James Jacobs explains the paradox: “The greater a group’s victimization, the stronger its moral claim on the larger society.” If Jacobs is right, then the moral basis of identity politics has nothing to do with race or “gender” or sexual orientation as such. Instead, it rests on a moral claim about oppression.

This is the view of justice held by the identitarians. It is the liberalism of “equal concern and respect,” to use Ronald Dworkin’s term. This liberalism—variously defended and explained by Dworkin, Richard Rorty, John Rawls, Martha Nussbaum, and many others—was not originally articulated in terms of race, sex, and so on.
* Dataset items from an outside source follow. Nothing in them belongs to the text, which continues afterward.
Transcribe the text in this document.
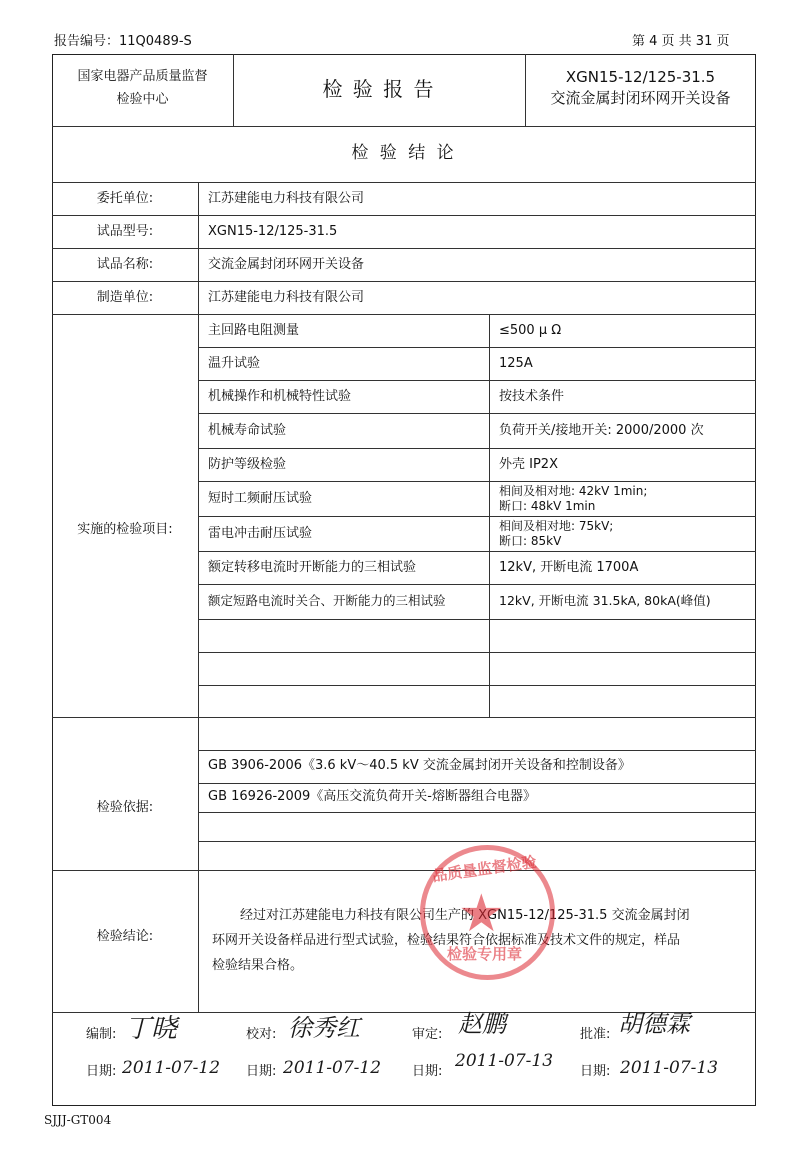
报告编号：11Q0489-S	第 4 页 共 31 页
国家电器产品质量监督
检验中心	检 验 报 告	XGN15-12/125-31.5
交流金属封闭环网开关设备
检 验 结 论
委托单位:	江苏建能电力科技有限公司
试品型号:	XGN15-12/125-31.5
试品名称:	交流金属封闭环网开关设备
制造单位:	江苏建能电力科技有限公司
实施的检验项目:
主回路电阻测量	≤500 μ Ω
温升试验	125A
机械操作和机械特性试验	按技术条件
机械寿命试验	负荷开关/接地开关: 2000/2000 次
防护等级检验	外壳 IP2X
短时工频耐压试验	相间及相对地: 42kV 1min;
断口: 48kV 1min
雷电冲击耐压试验	相间及相对地: 75kV;
断口: 85kV
额定转移电流时开断能力的三相试验	12kV, 开断电流 1700A
额定短路电流时关合、开断能力的三相试验	12kV, 开断电流 31.5kA, 80kA(峰值)
检验依据:
GB 3906-2006《3.6 kV～40.5 kV 交流金属封闭开关设备和控制设备》
GB 16926-2009《高压交流负荷开关-熔断器组合电器》
检验结论:
经过对江苏建能电力科技有限公司生产的 XGN15-12/125-31.5 交流金属封闭
环网开关设备样品进行型式试验，检验结果符合依据标准及技术文件的规定，样品
检验结果合格。
★
品质量监督检验
检验专用章
编制: 丁晓
日期: 2011-07-12
校对: 徐秀红
日期: 2011-07-12
审定: 赵鹏
日期:
2011-07-13
批准: 胡德霖
日期: 2011-07-13
SJJJ-GT004
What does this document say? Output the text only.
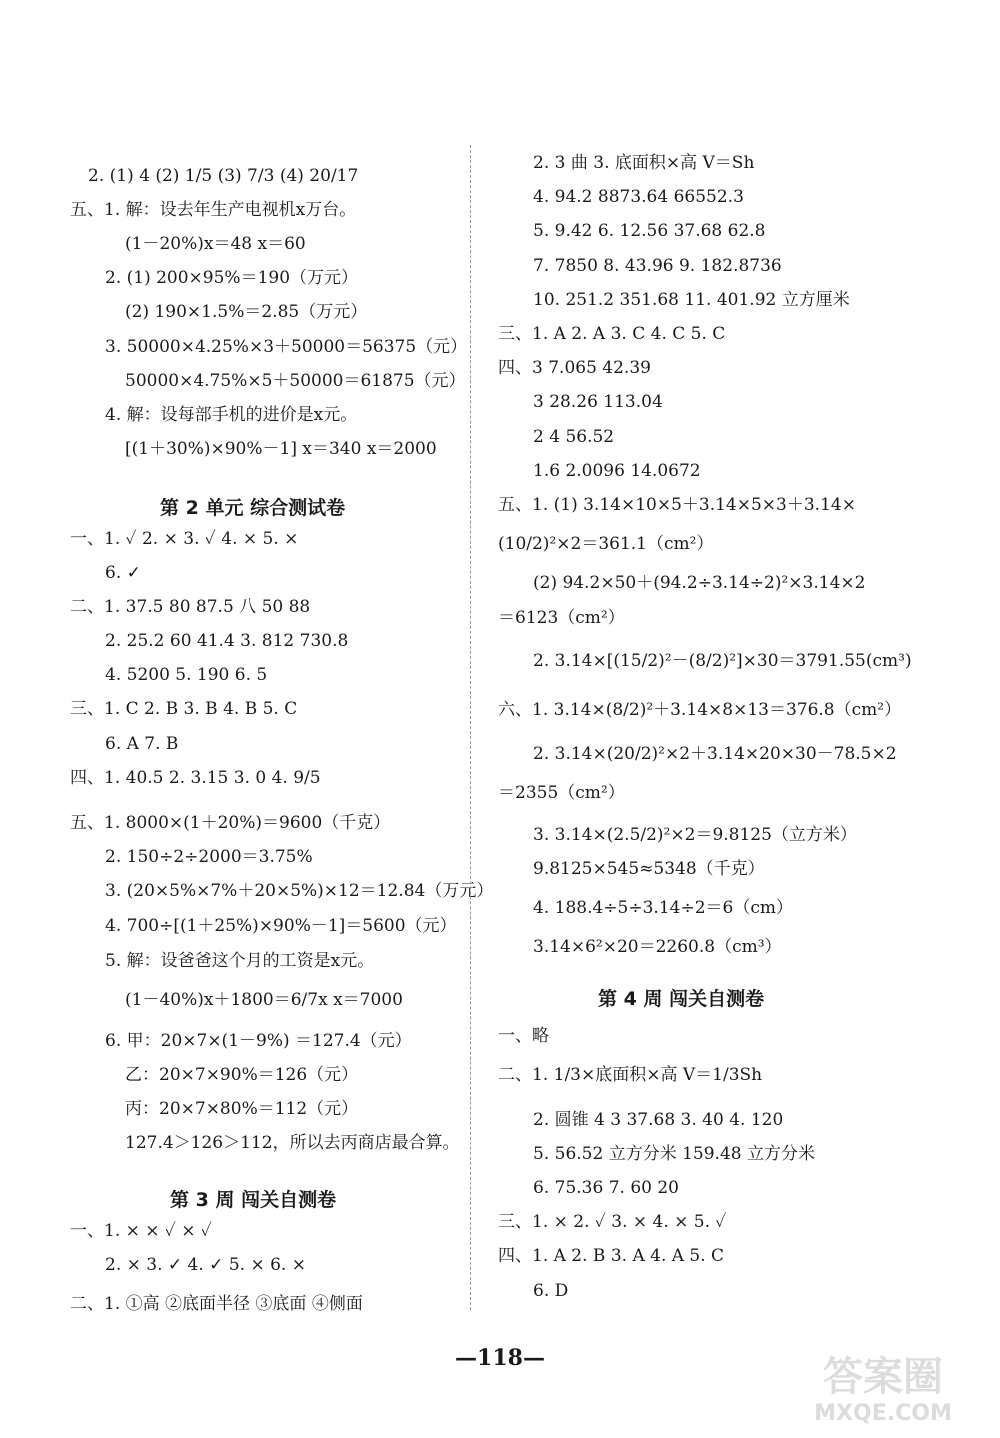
2. (1) 4 (2) 1/5 (3) 7/3 (4) 20/17
五、1. 解：设去年生产电视机x万台。
(1－20%)x＝48 x＝60
2. (1) 200×95%＝190（万元）
(2) 190×1.5%＝2.85（万元）
3. 50000×4.25%×3＋50000＝56375（元）
50000×4.75%×5＋50000＝61875（元）
4. 解：设每部手机的进价是x元。
[(1＋30%)×90%－1] x＝340 x＝2000
第 2 单元 综合测试卷
一、1. ✓ 2. × 3. ✓ 4. × 5. ×
6. ✓
二、1. 37.5 80 87.5 八 50 88
2. 25.2 60 41.4 3. 812 730.8
4. 5200 5. 190 6. 5
三、1. C 2. B 3. B 4. B 5. C
6. A 7. B
四、1. 40.5 2. 3.15 3. 0 4. 9/5
五、1. 8000×(1＋20%)＝9600（千克）
2. 150÷2÷2000＝3.75%
3. (20×5%×7%＋20×5%)×12＝12.84（万元）
4. 700÷[(1＋25%)×90%－1]＝5600（元）
5. 解：设爸爸这个月的工资是x元。
(1－40%)x＋1800＝6/7x x＝7000
6. 甲：20×7×(1－9%) ＝127.4（元）
乙：20×7×90%＝126（元）
丙：20×7×80%＝112（元）
127.4＞126＞112，所以去丙商店最合算。
第 3 周 闯关自测卷
一、1. × × ✓ × ✓
2. × 3. ✓ 4. ✓ 5. × 6. ×
二、1. ①高 ②底面半径 ③底面 ④侧面
2. 3 曲 3. 底面积×高 V＝Sh
4. 94.2 8873.64 66552.3
5. 9.42 6. 12.56 37.68 62.8
7. 7850 8. 43.96 9. 182.8736
10. 251.2 351.68 11. 401.92 立方厘米
三、1. A 2. A 3. C 4. C 5. C
四、3 7.065 42.39
3 28.26 113.04
2 4 56.52
1.6 2.0096 14.0672
五、1. (1) 3.14×10×5＋3.14×5×3＋3.14×
(10/2)²×2＝361.1（cm²）
(2) 94.2×50＋(94.2÷3.14÷2)²×3.14×2
＝6123（cm²）
2. 3.14×[(15/2)²－(8/2)²]×30＝3791.55(cm³)
六、1. 3.14×(8/2)²＋3.14×8×13＝376.8（cm²）
2. 3.14×(20/2)²×2＋3.14×20×30－78.5×2
＝2355（cm²）
3. 3.14×(2.5/2)²×2＝9.8125（立方米）
9.8125×545≈5348（千克）
4. 188.4÷5÷3.14÷2＝6（cm）
3.14×6²×20＝2260.8（cm³）
第 4 周 闯关自测卷
一、略
二、1. 1/3×底面积×高 V＝1/3Sh
2. 圆锥 4 3 37.68 3. 40 4. 120
5. 56.52 立方分米 159.48 立方分米
6. 75.36 7. 60 20
三、1. × 2. ✓ 3. × 4. × 5. ✓
四、1. A 2. B 3. A 4. A 5. C
6. D
—118—	答案圈
MXQE.COM
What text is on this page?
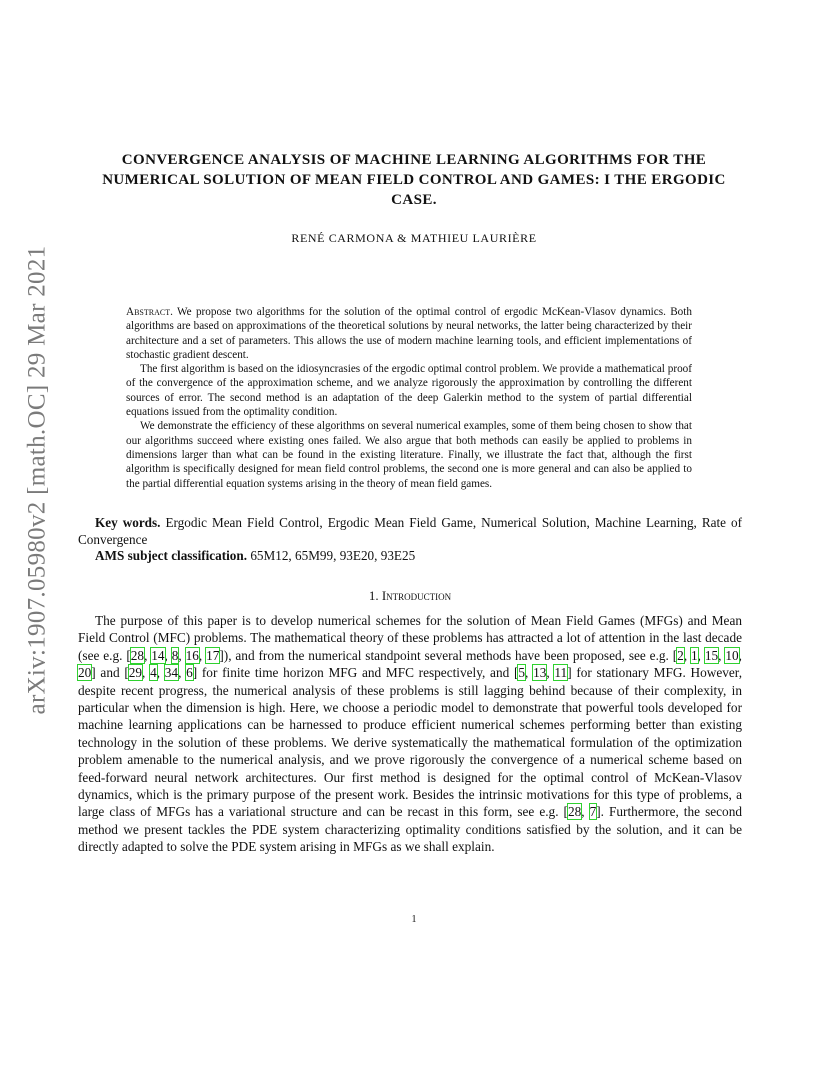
arXiv:1907.05980v2 [math.OC] 29 Mar 2021
CONVERGENCE ANALYSIS OF MACHINE LEARNING ALGORITHMS FOR THE NUMERICAL SOLUTION OF MEAN FIELD CONTROL AND GAMES: I THE ERGODIC CASE.
RENÉ CARMONA & MATHIEU LAURIÈRE

Abstract. We propose two algorithms for the solution of the optimal control of ergodic McKean-Vlasov dynamics. Both algorithms are based on approximations of the theoretical solutions by neural networks, the latter being characterized by their architecture and a set of parameters. This allows the use of modern machine learning tools, and efficient implementations of stochastic gradient descent.

The first algorithm is based on the idiosyncrasies of the ergodic optimal control problem. We provide a mathematical proof of the convergence of the approximation scheme, and we analyze rigorously the approximation by controlling the different sources of error. The second method is an adaptation of the deep Galerkin method to the system of partial differential equations issued from the optimality condition.

We demonstrate the efficiency of these algorithms on several numerical examples, some of them being chosen to show that our algorithms succeed where existing ones failed. We also argue that both methods can easily be applied to problems in dimensions larger than what can be found in the existing literature. Finally, we illustrate the fact that, although the first algorithm is specifically designed for mean field control problems, the second one is more general and can also be applied to the partial differential equation systems arising in the theory of mean field games.

Key words. Ergodic Mean Field Control, Ergodic Mean Field Game, Numerical Solution, Machine Learning, Rate of Convergence

AMS subject classification. 65M12, 65M99, 93E20, 93E25

1. Introduction

The purpose of this paper is to develop numerical schemes for the solution of Mean Field Games (MFGs) and Mean Field Control (MFC) problems. The mathematical theory of these problems has attracted a lot of attention in the last decade (see e.g. [28, 14, 8, 16, 17]), and from the numerical standpoint several methods have been proposed, see e.g. [2, 1, 15, 10, 20] and [29, 4, 34, 6] for finite time horizon MFG and MFC respectively, and [5, 13, 11] for stationary MFG. However, despite recent progress, the numerical analysis of these problems is still lagging behind because of their complexity, in particular when the dimension is high. Here, we choose a periodic model to demonstrate that powerful tools developed for machine learning applications can be harnessed to produce efficient numerical schemes performing better than existing technology in the solution of these problems. We derive systematically the mathematical formulation of the optimization problem amenable to the numerical analysis, and we prove rigorously the convergence of a numerical scheme based on feed-forward neural network architectures. Our first method is designed for the optimal control of McKean-Vlasov dynamics, which is the primary purpose of the present work. Besides the intrinsic motivations for this type of problems, a large class of MFGs has a variational structure and can be recast in this form, see e.g. [28, 7]. Furthermore, the second method we present tackles the PDE system characterizing optimality conditions satisfied by the solution, and it can be directly adapted to solve the PDE system arising in MFGs as we shall explain.

1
Instead, it began with the idea that individuals all possess the same “fundamental right.”

This right includes, according to Dworkin, not only “liberty of free expression and of free choice in personal and sexual relations,” but also “the right to equal treatment, that is, to the same distribution of goods or opportunities.” Government must transfer wealth, status, and especially recognition and honor, from the more to the less advantaged, so that everyone may live as he or she pleases and feel that their life choices are accorded due recognition and respect.

This idea, rather than particular grievances of this or that group, provides the moral foundation of our liberalism today.

It is a fact that, if not today, at least historically, whites and males have been more successful and more honored than most other identifiable groups in society. The very fact that other less respected or less wealthy groups continue to exist implies, in the view now current, that whites and males are committing serious injustice.

It does not matter that this or that white male may have worked harder or had a better education. Whatever the reason, some groups in society manifestly do not enjoy the “equal concern and respect” that they are said to deserve. The inequality is real. Why have the dominant race and sex failed to correct that? That is ultimately what is meant by systemic racism or the patriarchy. If you accept this moral framework, it is quite real.

That is why the identity politics label can be misleading if its ground is not brought to light.

The post-1960s approach requires redistribution of income and prestige from the more advantaged not only to those who are deemed to be oppressed, but also to those at the top who promote social justice.

Rawls’s basic argument, in agreement with Dworkin, is that “all social primary goods…are to be distributed equally unless an unequal distribution…is to the advantage of the least favored.”

In the Rawls-Dworkin formal definition of justice, nothing is said about disadvantaged groups. If social justice can be achieved by ensuring that “primary goods” are adequately redistributed to “least favored” individuals, there was never any necessity for post-1960s liberal politics to take its current form. Liberals did not have to embrace a politics of race, sex, and sexual orientation. Yet they did.